De Aboucherouane à... Bouguerra


Du régal et de l’immoral


 


Le match EST - ASM a donné à voir deux joueurs qui se sont illustrés, chacun à sa manière. Il y a eu d’abord ce merveilleux Hichem Aboucherouane, le Marocain de l’Espérance. Dimanche, il a dominé partenaires et adversaires grâce à une très bonne technique individuelle, une aisance inouïe dans la manipulation de la balle et un pied gauche qui sait tout faire. Des balles arrêtées exécutées à la perfection, des passes et des centres précis et des tirs puissants. Seuls les buts lui ont manqué mais aussi un brin de réussite face à la cage des Marsois.

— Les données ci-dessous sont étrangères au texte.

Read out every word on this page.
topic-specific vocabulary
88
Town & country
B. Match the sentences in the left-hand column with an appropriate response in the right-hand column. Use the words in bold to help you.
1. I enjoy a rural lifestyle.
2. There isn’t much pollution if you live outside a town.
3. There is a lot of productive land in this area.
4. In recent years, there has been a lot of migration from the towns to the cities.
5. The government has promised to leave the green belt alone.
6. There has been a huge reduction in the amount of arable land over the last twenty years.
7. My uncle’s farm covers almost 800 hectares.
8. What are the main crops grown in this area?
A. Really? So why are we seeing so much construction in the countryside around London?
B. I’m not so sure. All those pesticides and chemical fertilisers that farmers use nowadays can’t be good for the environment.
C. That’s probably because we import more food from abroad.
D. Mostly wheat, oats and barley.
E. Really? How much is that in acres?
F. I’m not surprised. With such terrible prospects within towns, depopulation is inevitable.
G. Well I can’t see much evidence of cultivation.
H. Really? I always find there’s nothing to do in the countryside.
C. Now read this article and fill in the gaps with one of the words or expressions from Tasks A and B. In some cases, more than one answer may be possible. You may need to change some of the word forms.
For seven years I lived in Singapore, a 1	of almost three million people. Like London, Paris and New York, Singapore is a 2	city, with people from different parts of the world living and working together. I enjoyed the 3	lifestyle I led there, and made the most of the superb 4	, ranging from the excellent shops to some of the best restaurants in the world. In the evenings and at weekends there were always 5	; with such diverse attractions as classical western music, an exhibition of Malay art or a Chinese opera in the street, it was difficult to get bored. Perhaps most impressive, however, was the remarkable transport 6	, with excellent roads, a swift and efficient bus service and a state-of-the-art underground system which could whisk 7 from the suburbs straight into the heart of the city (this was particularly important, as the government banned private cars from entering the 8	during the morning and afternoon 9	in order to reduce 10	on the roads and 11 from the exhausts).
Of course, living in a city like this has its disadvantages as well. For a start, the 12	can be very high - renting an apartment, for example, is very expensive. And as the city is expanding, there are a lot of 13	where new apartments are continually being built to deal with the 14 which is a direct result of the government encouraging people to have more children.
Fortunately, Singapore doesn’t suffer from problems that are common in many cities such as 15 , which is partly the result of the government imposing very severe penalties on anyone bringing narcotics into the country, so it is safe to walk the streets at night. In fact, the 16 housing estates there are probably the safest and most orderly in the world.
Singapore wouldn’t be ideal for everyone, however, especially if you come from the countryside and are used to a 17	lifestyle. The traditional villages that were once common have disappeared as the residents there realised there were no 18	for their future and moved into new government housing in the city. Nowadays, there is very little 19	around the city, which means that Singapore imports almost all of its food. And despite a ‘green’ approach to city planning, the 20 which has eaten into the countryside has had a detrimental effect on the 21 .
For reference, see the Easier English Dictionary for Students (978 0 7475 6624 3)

Aux antipodes de cette prestation époustouflante, nous ne pouvons passer sous silence ce geste indigne du capitaine marsois Abdelkrim Bouguerra à l’adresse du gardien espérantiste et de sa galerie après avoir réussi le penalty lors du temps additionnel. Il est vrai que Bouguerra a toujours été un bon capitaine et a joui de l’estime de tous mais cette fois-ci il a gaffé et a mérité son expulsion. A son honneur quand même, le fait qu’il ait très vite saisi la gravité de sa faute pour s’excuser auprès du public sang et or avant de quitter le terrain et reconnaître sa faute.


Frej, Zaâlani, Zidane, Bouguerra... il est temps que ce genre de geste antisportif et immoral ne fasse plus partie de notre football.


 


J.B.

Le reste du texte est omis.